“Dammit, it’s Riggs.”
Was it really necessary to make four of these? I mean how original was the first one to begin with? People would have you believe that Shane Black was a genius for switching around the race roles of 48 Hrs. Danny Glover and Mel Gibson have some nice chemistry together, but who would have thought the travails of two LAPD officers who trample all over people’s rights would prove to be such a popular fantasy. Admittedly, it pretty cool to see Martin Riggs burst through the door the second the bad guy says “There’s no more heroes left in the world” despite having just recieved brutal electric shock torture that will leave you cringing with shooting discomfort. Did these guys ever bring in a bad guy alive?
Danny Glover plays Roger Murtaugh, a no nonsense cop, who despite seeming pretty close to retirement managed to hang around for three more films. Mel Gibson is Martin Riggs his new suicidal partner and expert killing machine. Because the genre demands it, they don’t get along for the first hour of the first movie, but pretty soon Danny is repeatedly moaning how he is too old for this s**t and Mel becomes practically one of the family. Usually guys are either great with the guns or their fists, Mel is part Bruce Lee, part Sundance Kid. The closest Mel really gets to getting hurt is when he over dramatically sticks a gun into his mouth and starts hyperventilating like a dog with indecision whether to do himself in. The suicidal cop thing plays entertainingly for about an hour. The next seven are all about chemistry.
Danny is there so members of his family can get boosted, his house can be blown up or burned down, and to whine like a little baby when Mel does the driving. What do you suppose the Murtaugh family insurance premiums are like?
The second movie did a pretty good job of convincing us that South Africans were the Nazi’s of the ’90s, but I would have done anything to get with Patsy Kensit like Mel does.

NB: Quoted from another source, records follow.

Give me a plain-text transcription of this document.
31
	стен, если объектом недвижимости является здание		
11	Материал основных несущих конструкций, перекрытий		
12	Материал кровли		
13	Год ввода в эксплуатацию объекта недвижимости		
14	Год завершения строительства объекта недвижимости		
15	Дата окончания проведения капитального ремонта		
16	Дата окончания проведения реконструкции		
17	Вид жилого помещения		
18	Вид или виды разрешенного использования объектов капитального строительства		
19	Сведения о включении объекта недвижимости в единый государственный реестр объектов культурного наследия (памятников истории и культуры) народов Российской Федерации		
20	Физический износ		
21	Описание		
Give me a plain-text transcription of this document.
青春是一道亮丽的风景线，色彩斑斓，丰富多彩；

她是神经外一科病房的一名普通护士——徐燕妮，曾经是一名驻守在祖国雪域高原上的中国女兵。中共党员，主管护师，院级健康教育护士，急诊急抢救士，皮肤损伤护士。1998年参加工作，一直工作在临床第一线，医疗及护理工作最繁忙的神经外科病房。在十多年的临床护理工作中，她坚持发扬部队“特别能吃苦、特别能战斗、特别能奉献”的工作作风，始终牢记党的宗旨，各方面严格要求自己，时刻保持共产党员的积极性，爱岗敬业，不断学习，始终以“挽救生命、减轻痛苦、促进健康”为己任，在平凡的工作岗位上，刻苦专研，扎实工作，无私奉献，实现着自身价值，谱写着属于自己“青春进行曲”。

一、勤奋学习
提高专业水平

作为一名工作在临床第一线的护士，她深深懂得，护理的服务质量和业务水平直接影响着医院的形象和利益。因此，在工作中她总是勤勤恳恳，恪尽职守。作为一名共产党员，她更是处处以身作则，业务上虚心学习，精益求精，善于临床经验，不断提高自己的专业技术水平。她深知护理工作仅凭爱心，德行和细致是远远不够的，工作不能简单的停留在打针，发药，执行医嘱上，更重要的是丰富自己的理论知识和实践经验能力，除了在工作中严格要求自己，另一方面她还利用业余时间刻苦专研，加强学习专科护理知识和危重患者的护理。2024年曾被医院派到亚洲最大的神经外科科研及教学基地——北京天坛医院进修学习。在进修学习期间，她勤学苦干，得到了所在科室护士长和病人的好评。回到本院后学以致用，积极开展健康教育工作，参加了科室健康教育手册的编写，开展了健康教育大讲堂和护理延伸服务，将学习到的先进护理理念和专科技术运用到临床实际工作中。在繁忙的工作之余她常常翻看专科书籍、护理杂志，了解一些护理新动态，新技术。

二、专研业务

She becomes the perfect fantasy woman when she hooks up with Mel all night in his beat up disheveled camper, and then gets blown away by more bullets than they fired at Clint Eastwood and Sondra Locke in The Gauntlet. Somehow though both Mel and his dog manage to survive. Inspired but no longer suicidal, he hooks his truck up to a house on stilts and causes untold havok.
The third movie tries to actually acknowledge Los Angeles’ gangster problems for about thirty seconds, but the true heart of the film has something more to do with The Three Stooges and how cool it would be to meet a female version of yourself (Rene Russo) to compare scars and lacerations with before having sex. Hot women aside, it’s no reason to bring the neurotic Joe Pesci in the fold for the better part of three movies. Joe Pesci as a violent, psychotic, bad guy works for me, but you can keep him when he’s playing neurotic, loser mob accountant Leo Getz.
Roger Ebert would have you believe that the Kung Fu battle royal between Mel and Gary Busey was some sort of modern æsthetic ballet in the rain, but it always seemed like just a sloppy unnecessary mess to me. How much does Busey really have to fight for with 40 armed cops shining their flashlights in his face? The real Karate deal shows up in the presence of Jet Li somewhere in the fourth movie, but who really bought his defeat at the hands of our heroes. Mel’s chops look downright slow and effeminate in comparison to the real thing.
Things that do amuse me time and time again from the first film are those hilarious ghetto kids, who know Danny and Mel are cops the second they get out of their car. The kids mock our heroes for arresting the local hooker and when suddenly said hooker’s house explodes, they joyfully cheer that they want to see it again. With these kids and the boy in Falling Down who taught Michæl Douglas how to fire a rocket launcher how could anyone ever be worried about the next generation?
Does this series ever have to really end? How about Lethal Weapon 5: Back to Saigon, Lethal Weapon 6: More Buildings Get Blown Up While Our Heroes Laugh, Lethal Weapon 7: Who Stole the Donuts?, or Lethal Weapon 8: Mel and Danny Kick A*s At the Senior Center? Personally if my partner treated my impending death as occasions for elaborate practical jokes time and again I would be out of there before the dust from my seventh exploded house settled. Nevertheless, points are merited to the series for employing former Phil Spector singing angel Darlene Love time and again as Roger’s poor neglected wife. How much affection can you truly show your wife when you are really in love with you wacked out crazy partner?